Роза немного помолчала, но потом, словно в голове её что-то переключилось, продолжала, вспоминая:

- Случилось это ночью. Спали, всё было хорошо. Потом температура. Всё было похоже на обычную простуду. Самое обидное, что это лечится. На ранней стадии, если не запускать. Если знать. Но винить некого.

Вскоре молодой человек ушёл спать на свое новое место, баба Аня снова достала еду из сумки и принялась ужинать.

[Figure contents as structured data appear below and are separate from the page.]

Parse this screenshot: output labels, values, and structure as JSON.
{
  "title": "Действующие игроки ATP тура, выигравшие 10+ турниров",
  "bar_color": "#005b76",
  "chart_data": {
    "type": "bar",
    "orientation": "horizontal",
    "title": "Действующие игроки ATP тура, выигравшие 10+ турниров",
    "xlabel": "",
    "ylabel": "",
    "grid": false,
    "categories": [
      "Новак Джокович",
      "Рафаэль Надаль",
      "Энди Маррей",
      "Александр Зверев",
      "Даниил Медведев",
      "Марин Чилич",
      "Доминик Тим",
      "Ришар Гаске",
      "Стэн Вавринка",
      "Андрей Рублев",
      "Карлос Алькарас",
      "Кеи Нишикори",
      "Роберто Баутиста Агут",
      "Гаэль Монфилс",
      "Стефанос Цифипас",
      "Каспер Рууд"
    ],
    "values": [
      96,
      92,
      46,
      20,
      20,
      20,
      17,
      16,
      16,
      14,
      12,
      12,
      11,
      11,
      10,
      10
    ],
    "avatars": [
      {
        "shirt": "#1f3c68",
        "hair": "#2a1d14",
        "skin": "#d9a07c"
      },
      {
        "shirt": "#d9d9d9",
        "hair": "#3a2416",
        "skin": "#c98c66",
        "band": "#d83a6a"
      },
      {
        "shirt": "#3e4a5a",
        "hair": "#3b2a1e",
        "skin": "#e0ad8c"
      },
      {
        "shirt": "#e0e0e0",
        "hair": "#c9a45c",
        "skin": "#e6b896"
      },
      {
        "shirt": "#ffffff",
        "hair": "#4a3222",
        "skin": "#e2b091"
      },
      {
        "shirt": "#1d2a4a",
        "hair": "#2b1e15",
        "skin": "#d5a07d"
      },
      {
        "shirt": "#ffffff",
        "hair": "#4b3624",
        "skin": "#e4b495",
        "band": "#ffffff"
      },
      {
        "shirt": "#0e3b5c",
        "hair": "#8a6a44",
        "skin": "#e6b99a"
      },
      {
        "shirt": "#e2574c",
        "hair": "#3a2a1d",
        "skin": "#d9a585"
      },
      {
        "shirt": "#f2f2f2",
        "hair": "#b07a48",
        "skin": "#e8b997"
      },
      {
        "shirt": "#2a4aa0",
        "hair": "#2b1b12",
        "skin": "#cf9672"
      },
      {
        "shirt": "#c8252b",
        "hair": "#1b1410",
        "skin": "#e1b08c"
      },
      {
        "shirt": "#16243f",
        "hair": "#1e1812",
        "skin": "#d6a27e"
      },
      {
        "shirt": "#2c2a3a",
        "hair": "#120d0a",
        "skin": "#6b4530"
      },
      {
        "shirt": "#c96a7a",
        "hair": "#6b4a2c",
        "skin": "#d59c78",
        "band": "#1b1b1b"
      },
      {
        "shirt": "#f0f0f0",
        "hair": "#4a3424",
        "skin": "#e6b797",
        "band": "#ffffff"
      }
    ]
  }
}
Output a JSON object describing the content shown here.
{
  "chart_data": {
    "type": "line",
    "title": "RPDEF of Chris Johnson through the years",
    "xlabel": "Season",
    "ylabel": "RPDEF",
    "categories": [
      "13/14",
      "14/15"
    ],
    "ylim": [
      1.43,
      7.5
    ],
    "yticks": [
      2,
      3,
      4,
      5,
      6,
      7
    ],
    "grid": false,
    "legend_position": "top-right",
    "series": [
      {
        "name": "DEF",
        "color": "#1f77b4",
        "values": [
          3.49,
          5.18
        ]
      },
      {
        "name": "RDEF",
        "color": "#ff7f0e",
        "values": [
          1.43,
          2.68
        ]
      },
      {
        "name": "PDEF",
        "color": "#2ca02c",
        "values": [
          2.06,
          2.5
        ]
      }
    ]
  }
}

Роза играла с Камиллой. Правда, игрой это трудно было назвать. Это скорее всего была некая гимнастика или массаж. Женщина подолгу гладила ручки и ножки ребенка, щекотала его, сама при этом смеялась, сгибала и разгибала руки дитя. Камилла ко всем этим упражнениям была, на первый взгляд, безразлична. Она лежала всё в той же позе, изредка неумело шевеля руками. Трудно было понять, доставляют ли ей эти занятия удовольствие или наоборот, утомляют её. Лицо девочки не выражало никаких эмоций, зато лицо её бабушки буквально светилось. Роза то широко улыбалась, то притворно хмурилась. Она разговаривала с ребёнком. Она словами комментировала каждое своё действие. Так она занималась с малышкой около часа, и когда за это время малышка отвечала бабушке улыбкой или смотрела осмысленно ей в глаза, лицо женщины сияло от счастья.

Баба Аня, смотревшая на эти игры, тоже понемногу отошла от первого шока. Если она поначалу была хмурой, и лицо её выражало сострадание, то теперь она невольно улыбалась, глядя на то, как Роза играет с ребёнком.

Скоро все легли спать. В вагоне сильно топили и было очень жарко. Как не странно, молодой человек спал в одежде. Казалось, жара на него не действует. Баба Аня спала, укрывшись простыней, и громко храпела.

Роза долго не спала, она всё сидела на своем месте с ребёнком на руках. Малышке было жарко. Роза почти совсем раздела ребёнка. Камилла спала плохо. Она часто просыпалась и стонала. Роза протирала ей лицо влажным платком и тихо пела колыбельную песню. Женщина пела, а лицо её выражало какую-то глубокую мысль. Мысль, недоступную никому в этом вагоне. Роза понимала, что она одинока. Одинока не только тут, среди чужих холодных людей, но даже там, в центре реабилитации, где её окружают сотоварищи по несчастью. Тут Роза посмотрела на Камиллу и счастливо улыбнулась. Женщина стала тихо рассказывать сказку ребёнку, и тот её слышал и понимал. И по лицу женщины было заметно, что это и есть счастье.